そのため、クラウドとエッジ側から高精度での時間同期、処理分散する、ローカル5Gなどの低遅延無線通信環境を使った遠隔分散リアルタイムOSのプラットフォーム(PF)を構築。このPF上で遠隔からの製造ライン制御、クラウドと連動した品質管理が行える低遅延制御クラウド・エッジシステムの研究開発に着手。

また、開発するPFとシステムを適用し、製造ラインでの加工順の組み換えや個々の生産設備の動作変更など、柔軟で迅速な組み換えや制御が可能な生産ラインの実現を目指している。そのため、生産設備などを遠隔で一括最適制御するために必要な要素技術の開発を行っている。

今回、開発するPFとシステムの事業化に向け、アプリケーション事例として、2つの実証実験を行う。

1つ目は、AGV(無人搬送車)やAMR(自律走行搬送ロボット)といった自動搬送ロボットの自動部品配送で、運搬を自動化し、生産効率を向上させる実証実験。
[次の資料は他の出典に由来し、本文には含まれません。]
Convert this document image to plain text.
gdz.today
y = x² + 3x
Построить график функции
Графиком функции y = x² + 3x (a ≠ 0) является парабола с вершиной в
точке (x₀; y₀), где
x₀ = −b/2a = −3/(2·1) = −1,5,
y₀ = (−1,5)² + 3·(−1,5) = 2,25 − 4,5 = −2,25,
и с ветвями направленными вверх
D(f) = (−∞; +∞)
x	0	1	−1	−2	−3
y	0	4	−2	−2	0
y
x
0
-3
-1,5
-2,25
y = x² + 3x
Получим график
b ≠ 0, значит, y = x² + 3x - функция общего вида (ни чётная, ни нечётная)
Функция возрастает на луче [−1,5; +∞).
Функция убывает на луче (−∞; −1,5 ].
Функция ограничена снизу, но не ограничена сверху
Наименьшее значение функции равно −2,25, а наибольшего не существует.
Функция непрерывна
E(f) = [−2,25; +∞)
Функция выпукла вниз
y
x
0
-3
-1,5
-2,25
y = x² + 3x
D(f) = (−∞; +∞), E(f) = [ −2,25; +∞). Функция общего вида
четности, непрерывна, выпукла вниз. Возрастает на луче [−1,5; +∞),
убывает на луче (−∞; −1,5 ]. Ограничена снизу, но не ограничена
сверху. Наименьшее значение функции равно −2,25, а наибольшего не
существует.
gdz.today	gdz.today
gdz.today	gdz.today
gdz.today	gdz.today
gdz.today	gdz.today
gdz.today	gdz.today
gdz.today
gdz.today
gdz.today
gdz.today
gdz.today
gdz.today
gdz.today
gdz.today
具体的には、少量多品種生産向け製造ラインのレイアウトフリーな工場で、人が必要な部品を集め、製造ラインに直接供給する現場を、クラウドと自動搬送ロボット間を無線制御し、自動搬送ロボットが生産に必要な部品を集めた牽引台車と自動で連結・切り離し、クラウドで遠隔指示した周回ルートを反復走行させて自動化する。
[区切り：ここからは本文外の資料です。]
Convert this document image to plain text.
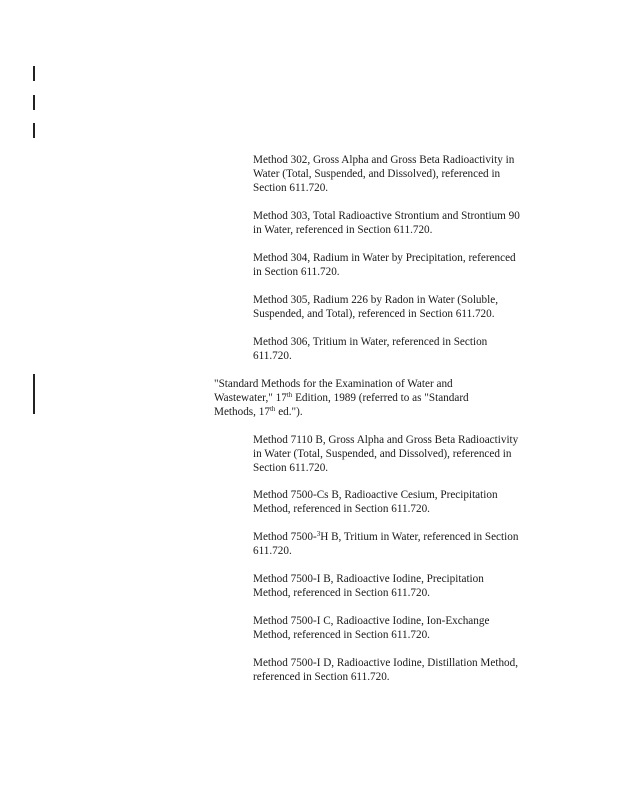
Method 302, Gross Alpha and Gross Beta Radioactivity in
Water (Total, Suspended, and Dissolved), referenced in
Section 611.720.
Method 303, Total Radioactive Strontium and Strontium 90
in Water, referenced in Section 611.720.
Method 304, Radium in Water by Precipitation, referenced
in Section 611.720.
Method 305, Radium 226 by Radon in Water (Soluble,
Suspended, and Total), referenced in Section 611.720.
Method 306, Tritium in Water, referenced in Section
611.720.
"Standard Methods for the Examination of Water and
Wastewater," 17th Edition, 1989 (referred to as "Standard
Methods, 17th ed.").
Method 7110 B, Gross Alpha and Gross Beta Radioactivity
in Water (Total, Suspended, and Dissolved), referenced in
Section 611.720.
Method 7500-Cs B, Radioactive Cesium, Precipitation
Method, referenced in Section 611.720.
Method 7500-$^3$H B, Tritium in Water, referenced in Section
611.720.
Method 7500-I B, Radioactive Iodine, Precipitation
Method, referenced in Section 611.720.
Method 7500-I C, Radioactive Iodine, Ion-Exchange
Method, referenced in Section 611.720.
Method 7500-I D, Radioactive Iodine, Distillation Method,
referenced in Section 611.720.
その後、牽引台車連結時の自己位置推定精度の改善、部品供給システムとの連携や複数台走行時の交差点制御、周回走行時の安定性・安全性を検証する製造ライン導入に向けた実証実験を実施する。

もう1つは、クラウド上で画像処理AI(人工知能)を使った検品の実証実験。製造ラインで撮影した画像データをクラウドに送信して画像処理とAI外観検査を行うことで、検査精度の均一化を始め、検査装置の簡易化、検査担当者の常時配置を不要にして経費削減を図る。

また、特に複雑な3次元形状で表面に光沢性のある製造物に適応した照明・カメラの配置を含めた画像検査システムの構築、不良品の発生頻度が少なく不良箇所も均一でない製造物に対して、少量の良品画像データのみで学習できるAIモデル手法の性能改善などを行っていく。

OTSL、丸和電子化、東京工業大学は、NEDOの事業「5G等の活用による製造業のダイナミック・ケイパビリティ強化に向けた研究開発事業/工場DXにおける低遅延クラウド・エッジシステムの研究開発」を受託し、2021年9月から研究開発をスタート。2022年度までに基本的な仕様設計や試作を行っている。今回の実証を通じて、その成果を製品化などのビジネスにつなげる。